|Géza Szávai: Székely Jeruzsálem (Székely Jerusalem). Budapest, Pont Kiadó, 2000, 442 pp., with the author's black and white photographs
"In Transylvania, a land of legendary tolerance, where several nations have lived side by side for centuries, a Hungarian community converted to the faith of the Jews at the end of the 16th century. They had no ties of blood with the Jews. They professed to be Jews in spirit." Thus begins Géza Szávai, a Transylvanian Székely, who moved from Romania to Budapest at the end of the eighties, his massive volume of almost 450 pages. It relates the history of that small, exotic Hungarian community in Transylvania, the Székely Jews. They are an almost unique ethnographic curiosity-certain to arouse the interest of sociologists, ethnographers and historians of culture-in that this small community tied itself to the Jews not for genealogical reasons but out of religious conviction.
The only similar phenomenon known to history are the Khazar Jews. Several historians, among them A. N. Poliak (Jerusalem, 1941) and D. M. Dunlop (Princeton, 1954) found that the Khazar Khanate that existed in the region of the Caucasus and the Volga in the early Middle Ages (to which the nomad Hungarian tribes joined temporarily) tried to avoid the political influence of the Byzantine Empire and of the Muslim Baghdad Caliphate by adopting Judaism as its state religion. Their case is vividly recounted in Arthur Koestler's The Thirteenth Tribe (1976).
The story of the Transylvanian Székely Sabbatarians goes back four hundred years, a story embedded in the history of the Reformation in Transylvania. The Reformation reached Transylvania in successive waves in mid-16th century, around the time of the Ottoman invasion, which resulted in the end of the medieval Hungarian kingdom and its division into three parts. In the autonomous, eastern part of the country, the Transylvanian Principality, which had considerable political and military success as a vassal state of the Ottoman Empire, it was the Lutheran Reformation that first appeared. The Lutheran faith was never abandoned by the Transylvanian Saxons (one of the three "represented nations", the other two being the Hungarians and Székely, while Romanians, then a minority, were not considered a "nation").
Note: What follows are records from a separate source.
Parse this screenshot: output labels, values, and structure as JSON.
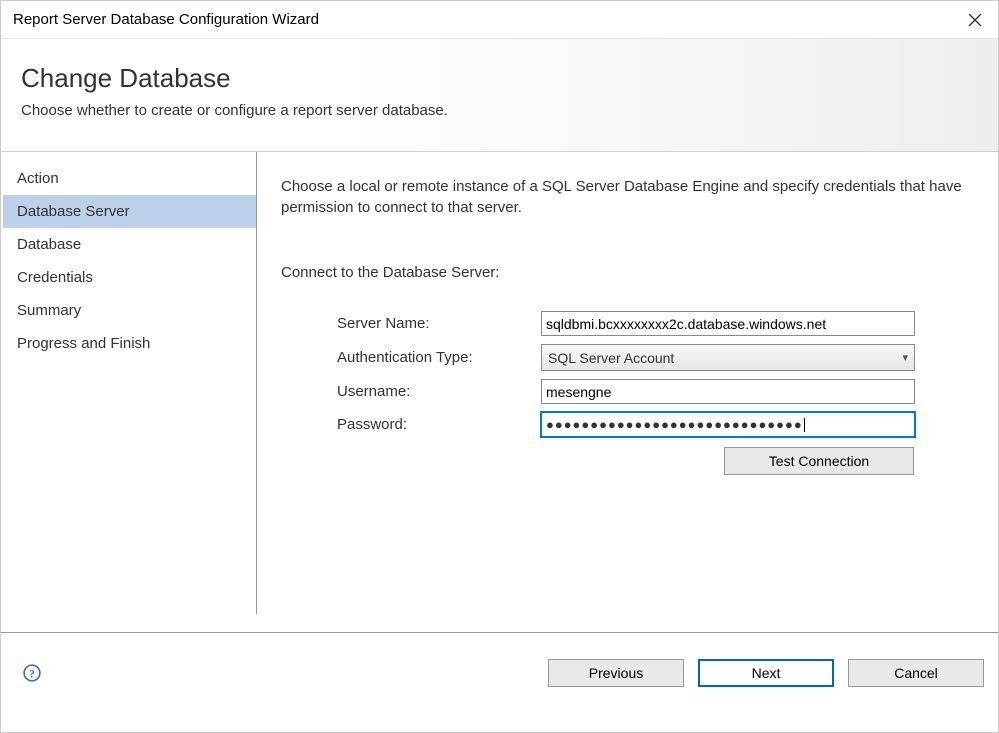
{
  "window": {
    "title": "Report Server Database Configuration Wizard"
  },
  "header": {
    "title": "Change Database",
    "subtitle": "Choose whether to create or configure a report server database."
  },
  "sidebar": {
    "items": [
      {
        "label": "Action"
      },
      {
        "label": "Database Server"
      },
      {
        "label": "Database"
      },
      {
        "label": "Credentials"
      },
      {
        "label": "Summary"
      },
      {
        "label": "Progress and Finish"
      }
    ],
    "selected_index": 1
  },
  "content": {
    "instruction": "Choose a local or remote instance of a SQL Server Database Engine and specify credentials that have permission to connect to that server.",
    "section_label": "Connect to the Database Server:",
    "fields": {
      "server_name_label": "Server Name:",
      "server_name_value": "sqldbmi.bcxxxxxxxx2c.database.windows.net",
      "auth_type_label": "Authentication Type:",
      "auth_type_value": "SQL Server Account",
      "username_label": "Username:",
      "username_value": "mesengne",
      "password_label": "Password:",
      "password_masked": "●●●●●●●●●●●●●●●●●●●●●●●●●●●●●"
    },
    "test_button": "Test Connection"
  },
  "footer": {
    "previous": "Previous",
    "next": "Next",
    "cancel": "Cancel"
  }
}
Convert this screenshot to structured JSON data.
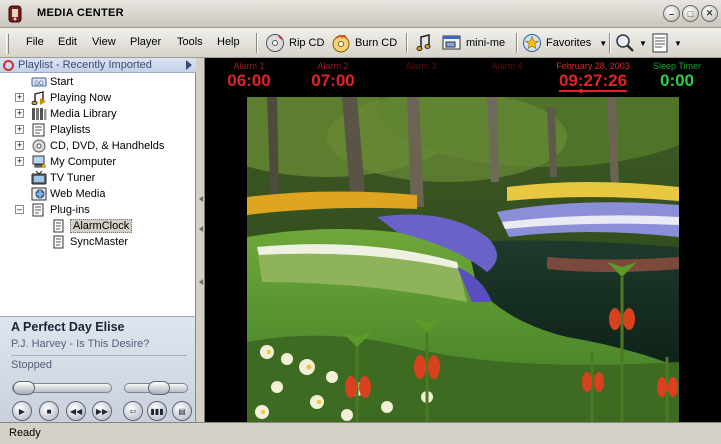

The next wave brought the Calvinist Reformation, which became the religion of the majority of Hungarians in the Principality; this was followed by the appearance of the Unitarians, who denied the Holy Trinity. The latter even became the state religion for a short time, when Prince John Sigismund (son of John Szapolyai) converted to that faith. The Transylvanian "Jews," or more precisely, the Sabbatarians who accepted the dogmas and rites of Judaism, drew the ultimate conclusions in this religious reform by returning to the principles of the Old Testament, with a compatible religious life and communities.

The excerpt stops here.